I wondered what might happen if we did find the secret to the mutant zombie gene? Could Vida´s vegetarian proclivities be transferred over to human zombies? Was it possible for us to lose our zombie desires for human flesh?
The next day I decidEd to take this idea up with Dr. Martinez, director of research on the Mano Poderosa project. I found her in the centrifuge corner of the main laboratory. I asked if the research being conducted on the mutant zombie gene included any research into our zombie diet and the lust for human flesh.
“Of course,” she replied. “Mr. Nez started the research with this in mind. It goes back to the Book of Life and Death.” She pointed to a framed 8 X 10 inch quotation hanging on the wall nearby.The framed card read: “Shall I eat then of human flesh? Surely, the Giver of Life will offer me other sustenance.”

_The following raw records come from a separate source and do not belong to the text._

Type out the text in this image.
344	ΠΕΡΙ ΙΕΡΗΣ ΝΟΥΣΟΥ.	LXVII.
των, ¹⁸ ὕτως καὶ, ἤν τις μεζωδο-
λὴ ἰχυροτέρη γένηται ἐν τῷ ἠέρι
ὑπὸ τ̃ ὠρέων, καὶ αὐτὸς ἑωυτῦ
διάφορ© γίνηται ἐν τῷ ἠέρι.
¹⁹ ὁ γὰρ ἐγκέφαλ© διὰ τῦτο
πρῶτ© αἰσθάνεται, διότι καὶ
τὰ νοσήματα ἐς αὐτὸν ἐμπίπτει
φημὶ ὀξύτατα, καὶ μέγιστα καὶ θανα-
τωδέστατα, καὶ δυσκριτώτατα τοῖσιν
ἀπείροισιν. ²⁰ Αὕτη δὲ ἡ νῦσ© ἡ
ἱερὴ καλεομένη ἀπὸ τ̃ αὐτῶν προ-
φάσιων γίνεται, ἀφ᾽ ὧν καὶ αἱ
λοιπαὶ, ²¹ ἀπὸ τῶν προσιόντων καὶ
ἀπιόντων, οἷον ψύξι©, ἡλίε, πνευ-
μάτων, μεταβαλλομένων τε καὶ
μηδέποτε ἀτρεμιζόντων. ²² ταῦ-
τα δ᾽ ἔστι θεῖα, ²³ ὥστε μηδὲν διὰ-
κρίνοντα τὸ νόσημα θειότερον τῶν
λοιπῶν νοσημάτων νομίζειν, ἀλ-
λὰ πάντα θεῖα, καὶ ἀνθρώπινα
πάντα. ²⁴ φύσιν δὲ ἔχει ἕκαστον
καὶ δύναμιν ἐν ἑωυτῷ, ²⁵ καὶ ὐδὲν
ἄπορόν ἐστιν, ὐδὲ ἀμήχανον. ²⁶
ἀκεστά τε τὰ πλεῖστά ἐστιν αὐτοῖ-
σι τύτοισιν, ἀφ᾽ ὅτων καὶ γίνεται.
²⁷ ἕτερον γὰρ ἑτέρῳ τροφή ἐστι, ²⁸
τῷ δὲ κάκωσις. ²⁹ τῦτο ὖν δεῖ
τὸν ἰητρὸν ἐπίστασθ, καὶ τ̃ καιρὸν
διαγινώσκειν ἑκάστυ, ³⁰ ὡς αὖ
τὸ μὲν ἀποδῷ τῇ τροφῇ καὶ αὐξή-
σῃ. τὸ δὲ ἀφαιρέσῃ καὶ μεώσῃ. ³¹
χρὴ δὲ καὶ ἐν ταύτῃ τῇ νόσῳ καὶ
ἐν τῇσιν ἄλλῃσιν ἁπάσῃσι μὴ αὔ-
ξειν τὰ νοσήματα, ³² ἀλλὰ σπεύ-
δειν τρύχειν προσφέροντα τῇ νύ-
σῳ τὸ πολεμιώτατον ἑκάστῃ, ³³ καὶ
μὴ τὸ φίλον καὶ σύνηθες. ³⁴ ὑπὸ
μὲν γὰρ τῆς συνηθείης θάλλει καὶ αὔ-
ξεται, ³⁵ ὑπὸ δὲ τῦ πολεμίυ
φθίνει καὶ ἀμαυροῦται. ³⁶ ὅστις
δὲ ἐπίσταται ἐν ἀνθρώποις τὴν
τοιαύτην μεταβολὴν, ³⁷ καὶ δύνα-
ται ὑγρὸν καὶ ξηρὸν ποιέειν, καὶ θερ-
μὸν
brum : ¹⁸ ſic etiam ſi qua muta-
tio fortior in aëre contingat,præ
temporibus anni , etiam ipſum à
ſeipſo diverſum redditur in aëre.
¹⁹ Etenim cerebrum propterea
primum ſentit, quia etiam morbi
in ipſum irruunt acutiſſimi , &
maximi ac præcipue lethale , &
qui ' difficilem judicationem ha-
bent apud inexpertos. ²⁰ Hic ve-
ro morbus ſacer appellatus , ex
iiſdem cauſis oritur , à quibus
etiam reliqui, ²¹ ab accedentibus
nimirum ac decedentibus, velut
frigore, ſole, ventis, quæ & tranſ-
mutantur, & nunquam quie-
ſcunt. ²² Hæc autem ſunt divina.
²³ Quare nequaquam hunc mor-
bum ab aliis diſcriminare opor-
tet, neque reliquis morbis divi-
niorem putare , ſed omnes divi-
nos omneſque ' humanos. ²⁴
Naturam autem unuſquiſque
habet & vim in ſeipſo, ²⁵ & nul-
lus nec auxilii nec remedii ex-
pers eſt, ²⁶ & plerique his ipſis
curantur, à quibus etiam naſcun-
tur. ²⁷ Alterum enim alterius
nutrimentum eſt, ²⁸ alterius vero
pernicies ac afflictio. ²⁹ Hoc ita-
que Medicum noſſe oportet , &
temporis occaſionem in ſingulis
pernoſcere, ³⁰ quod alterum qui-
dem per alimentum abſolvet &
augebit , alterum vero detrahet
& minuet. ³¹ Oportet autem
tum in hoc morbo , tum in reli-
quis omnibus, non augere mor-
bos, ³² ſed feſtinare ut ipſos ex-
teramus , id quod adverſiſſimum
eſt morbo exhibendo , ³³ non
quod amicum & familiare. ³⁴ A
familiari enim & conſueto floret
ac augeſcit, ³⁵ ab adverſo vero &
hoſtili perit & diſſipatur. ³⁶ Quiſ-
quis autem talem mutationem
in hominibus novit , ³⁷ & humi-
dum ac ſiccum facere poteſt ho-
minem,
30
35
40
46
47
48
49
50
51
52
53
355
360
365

She looked down at Vida who settled on the floor at my feet. “Our hope is to find out what makes Vida a vegetarian. Perhaps then we can find out how we can change our desire for raw human flesh.”
“And how is it going? I asked.
“We’ve done a study of the human genome, as much of it as Science presently knows, and tried to find out the key differences between standard human DNA and our own resusitated zombie DNA.The differences are hard to quantify–they seem to vary from zombie to zombie. No set pattern, no commonalities. Frankly, for the past few years, since we discovered you and Pearl, we’ve shifted our focus to what the similarities are between the five…er, seven progenitor bloodlines.”
I was still uncomfortable with the idea that I was the orginator of a distinct zombie bloodline, like that of Mr. Nez and four other members of La Familia and, of course, Pearl.
“You coming to class?” I turned to see Pearl standing by the door.
I looked at the clock on the lab wall and saw it was time for our regular class with Mrs. Gonzalez.
“Yeah, I’m coming,” I replied.I thanked Dr. Martinez for her time and left with Pearl.
That afternoon we spent more time studying the cryptic the Book of Life and Death. Mrs. Gonzalez was intent on making sure we learned about the history of the zombie race that was contained in the book, though not in a particualrly organized way.
For example, we’d read a passage about the resusitated zombie Nezahualcoyotl leading a group of followers to the north of Tenochititlan–all of this after the Spanish conquest. His dream was to find an isolated location where he and his followers could live in peace, away from the Spanish rule. “We seek another Aztlán. A land of reeds and herons, do we seek. Reeds growing in a lake, herons abiding therein.”
Mrs. Gonzalez referenced this passage to the year 1610 after Nezahualcoyotal–Mr. Nez– had regained his sanity and had become a religious leader leading a group of his people to found a “Second Aztlán.” She explained that the orginal Aztlán. had been the original homeland from which the Mexica people had emigrated to later found Mexico-Tenochtitlan.”
“Does the Book of Life and Death contain all the history of the zombie race to the present?” Pearl asked.
Mrs. Gonzalez nodded. “Yes, but it’s a obscure. That’s why I’m here, to help guide you through the history revealed in the text.”
That night, as I lay in my bed with Vida sleeping in her bed underneath me, I couldn’t help thinking of the inscription that Dr. Martinez had on her wall. I realized that more than six hundred years ago Mr. Nez had articulated the basic question that had plagued me for years and that I was certain was on the mind of every zombie member of La Familia, “Shall I eat then of human flesh?”